NCSOFT/Llama-3-OffsetBias-RM-8B · About the output of the sample code

Jan 6

The sample code gives an output of reward = [-6.5], what is the numerical significance of this. What is the range of outputs for this model?

syhuggingface

NCSOFT org 3 days ago

•

edited 3 days ago

Hello,
Thank you for the inquiry.

The reward model produces unbounded output values. It generates logits based on the input chat and calculates the reward score from the last token of the provided input, which may consist of multiple turns.

Significance of Reward Values

A larger numerical value typically indicates a highly desirable or correct response based on the context. Conversely, a lower reward suggests a less optimal or poor response.

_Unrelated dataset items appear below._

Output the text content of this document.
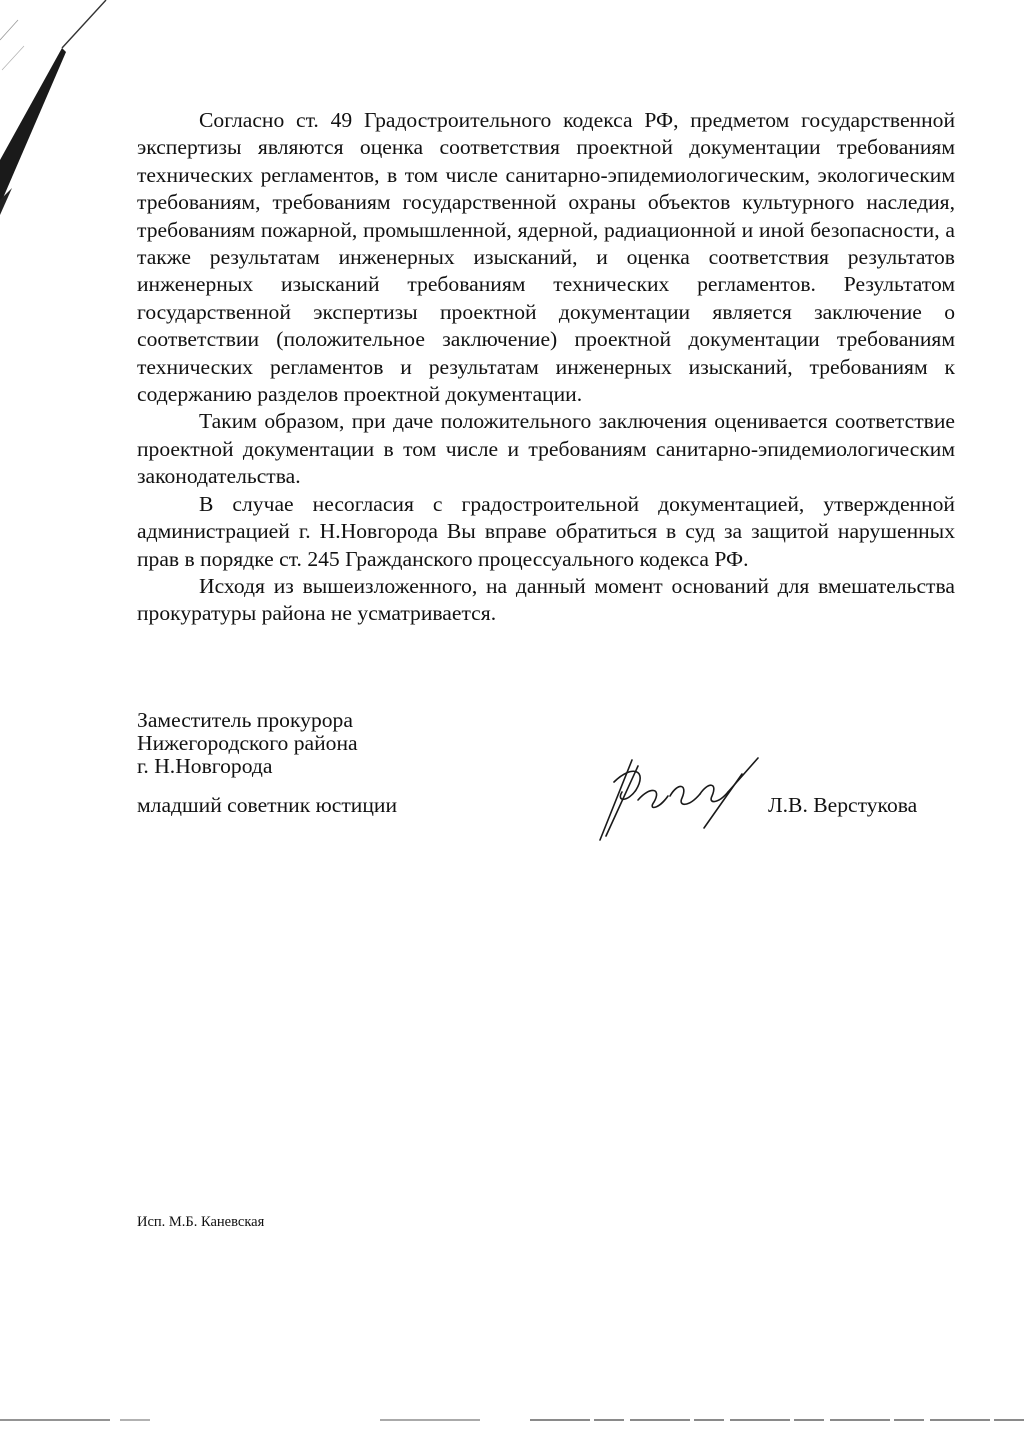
Согласно ст. 49 Градостроительного кодекса РФ, предметом государственной экспертизы являются оценка соответствия проектной документации требованиям технических регламентов, в том числе санитарно-эпидемиологическим, экологическим требованиям, требованиям государственной охраны объектов культурного наследия, требованиям пожарной, промышленной, ядерной, радиационной и иной безопасности, а также результатам инженерных изысканий, и оценка соответствия результатов инженерных изысканий требованиям технических регламентов. Результатом государственной экспертизы проектной документации является заключение о соответствии (положительное заключение) проектной документации требованиям технических регламентов и результатам инженерных изысканий, требованиям к содержанию разделов проектной документации.

Таким образом, при даче положительного заключения оценивается соответствие проектной документации в том числе и требованиям санитарно-эпидемиологическим законодательства.

В случае несогласия с градостроительной документацией, утвержденной администрацией г. Н.Новгорода Вы вправе обратиться в суд за защитой нарушенных прав в порядке ст. 245 Гражданского процессуального кодекса РФ.

Исходя из вышеизложенного, на данный момент оснований для вмешательства прокуратуры района не усматривается.

Заместитель прокурора
Нижегородского района
г. Н.Новгорода
младший советник юстиции	Л.В. Верстукова
Исп. М.Б. Каневская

# For clarity, I have appended an additional assistant response to the chat in the code snippet.
chat_good_response = [
 {"role": "user", "content": "Hello, how are you?"},
 {"role": "assistant", "content": "I'm doing great. How can I help you today?"},
 {"role": "user", "content": "I'd like to show how chat templating works!"},
 {"role": "assistant", "content": "That sounds great! Chat templating can really help structure conversations effectively. How would you like to demonstrate it?"},
]
# This response gets a higher score than the one below.
# rewards: [-5.4375]

chat_bad_response = [
 {"role": "user", "content": "Hello, how are you?"},
 {"role": "assistant", "content": "I'm doing great. How can I help you today?"},
 {"role": "user", "content": "I'd like to show how chat templating works!"},
 {"role": "assistant", "content": "The elephant was eating grass."}
]
# rewards: [-6.53125]

However, it is important to note that this value is not absolute but relative to the given context.
Therefore, you should compare different responses within the same context instead of interpreting the score in isolation.
For example, the sentence "The elephant was eating grass." may receive different reward scores depending on the context; it will score higher in a context where this sentence is relevant.

# The same sentence may receive different scores depending on the context.
chat_different_context = [
 {"role": "user", "content": "Have you ever been to a safari?"},
 {"role": "assistant", "content": "Yeah, I saw a lot of animals, and there were tons of elephants."},
 {"role": "user", "content": "What were the elephants usually doing?"},
 {"role": "assistant", "content": "The elephants were eating grass."}
]
# In this context, the score is higher than the one above because the context and the last response are more natural.
# rewards: [-6.15625]

Please feel free to leave a comment if you have any further questions.

Best regards,
Seungyeon

Tomie0506

3 days ago

Thank you very much for your answer!